Texto de Hugo Dantas. Revisão de Lauro Reis. Imagem: wikimedia.org.
Veral e Monteiros são duas aldeias perdidas no interior do nosso país. Separa-as a linha, traçada pelo homem, que divide dois concelhos: a Boticas pertence aquela e a Vila Pouca de Aguiar pertence esta. Separa-as ainda o leito, estendido pela natureza, do Tâmega, que cava um fosso entre os de lá e os de cá.

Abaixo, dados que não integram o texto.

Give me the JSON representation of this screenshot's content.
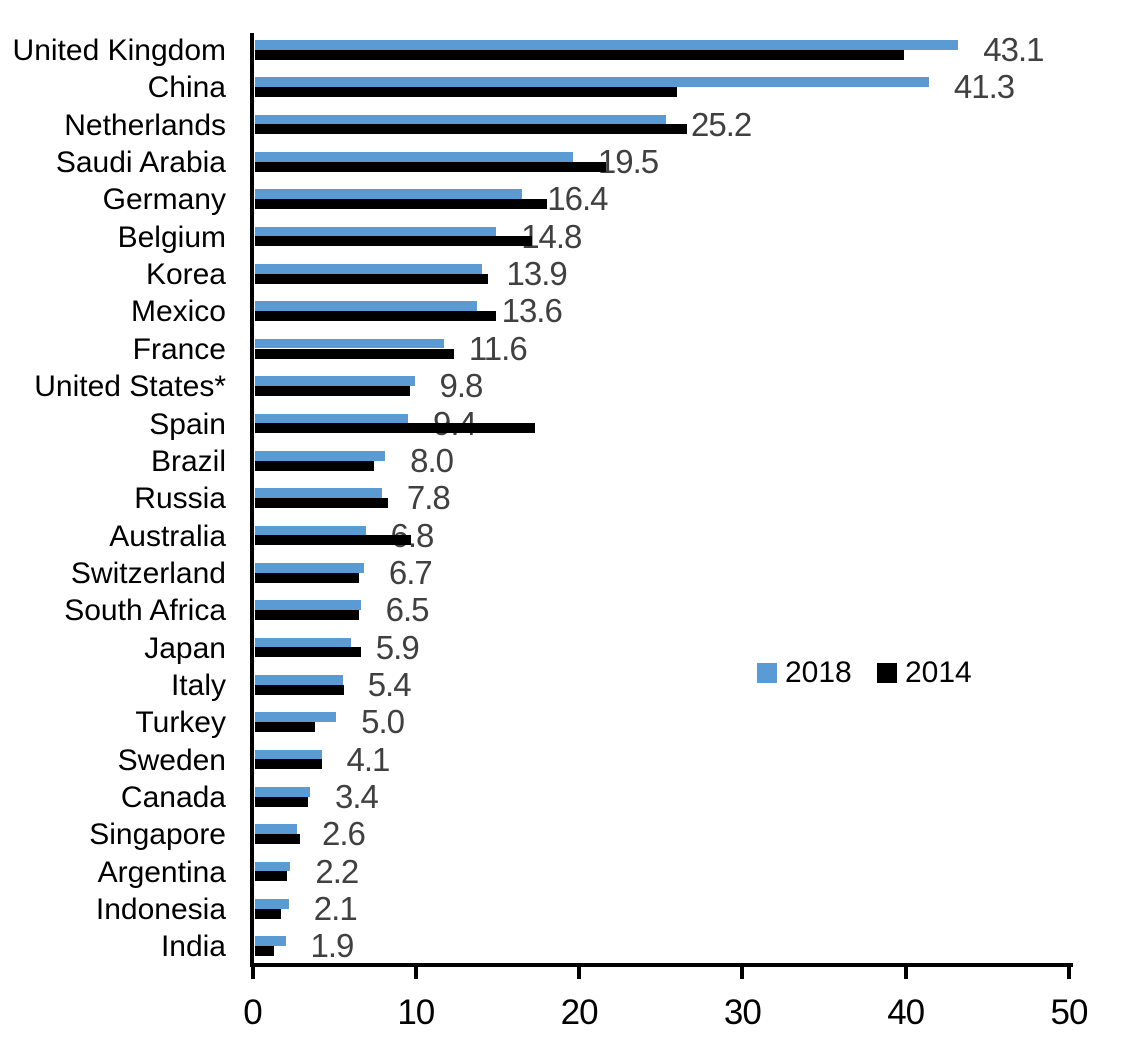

Mas liga-as outra linha, esta traçada pelo homem, feita na perpendicular às outras duas, como para desforrar, como para provar que, se a natureza foi melhor a separar, o homem é melhor a unir. É a ponte de arame de trinta metros construída pelos populares que, desde 1936, fecha o precipício. Não lhe calou, porém, o chamamento ululante. A ponte balança mais do que a de Tacoma Narrows na travessia dos homens com o cabo da enxada ao ombro, de meia dúzia de cabeças de gado, de velhinhas que vão, de velhotes que vêm, com o batuque de três passos, os dos pés e o do cajado. Por ela passam os braços por cansar e os braços já cansados da lavoura, por ela transita a farinha dos moinhos, por ela se chega à missa, se chega desde Veral ao autocarro que parte de Monteiros para Vila Pouca e se encaminham, ora em um sentido, ora em outro, os transeuntes enlutados para os funerais ou as sossegadas romagens às discretas festas de Verão.
No Alto Tâmega, a Iberdrola está a construir uma barragem contra as águas do rio, como poderia saber quem se aproximasse dos editais afixados em cada uma das povoações. Neste troço fluvial, as águas vão ascender até submergirem a ponte de arame. E é assim que uns poucos passos, ora de gente, ora de bestas, se converterão em sessenta quilómetros, e poucos minutos se converterão, entre curvas, encostas, subidas e descidas, em uma hora e meia de viagem sobre as rodas de um automóvel. Enquanto o resto do mundo encurta distâncias e encerra em escassas horas o que às gerações dos antepassados tomava meses e dias, Veral e Monteiros vão em contramão com o futuro, fazem marcha à ré no tempo, recuam até ao século vinte, até 1936, e os seus populares já não serão apenas velhos, mas autênticos antepassados. Nem se pode dizer que Veral e Monteiros, como os seus habitantes, têm pernas cansadas, que não são capazes de acompanhar a marcha inexorável do progresso. Seria melhor dizer que estão a ser violentamente atirados para trás, com o mesmo ímpeto com que as águas do Tâmega aparecerão um dia a afogar a ponte de arame e a inundar as hortas à borda da água da senhora Palmira, que aqui viveu cada um dos seus setenta e seis anos.
Ninguém sabe se a ponte será mudada de sítio ou se será assegurada de outra forma uma travessia pedonal. As cartas da Iberdrola que chegam ao correio dos poucos moradores precedem, com uma procissão de incertezas e temores, essa enchente que tragará a ponte e acabará por afogar Veral e Monteiros, quando for cortada essa artéria em que ainda fluía um sangue a gelar, de velhice, mas onde em breve só a água do Tâmega, em que se misturam a candura e a crueldade próprias da natureza, passará.
E, se assim for, o homem baterá a natureza, já não a unir, mas a separar. E uns homens baterão outros homens, os que fecharam o abismo em 1936, não por unirem melhor, mas por separarem novamente.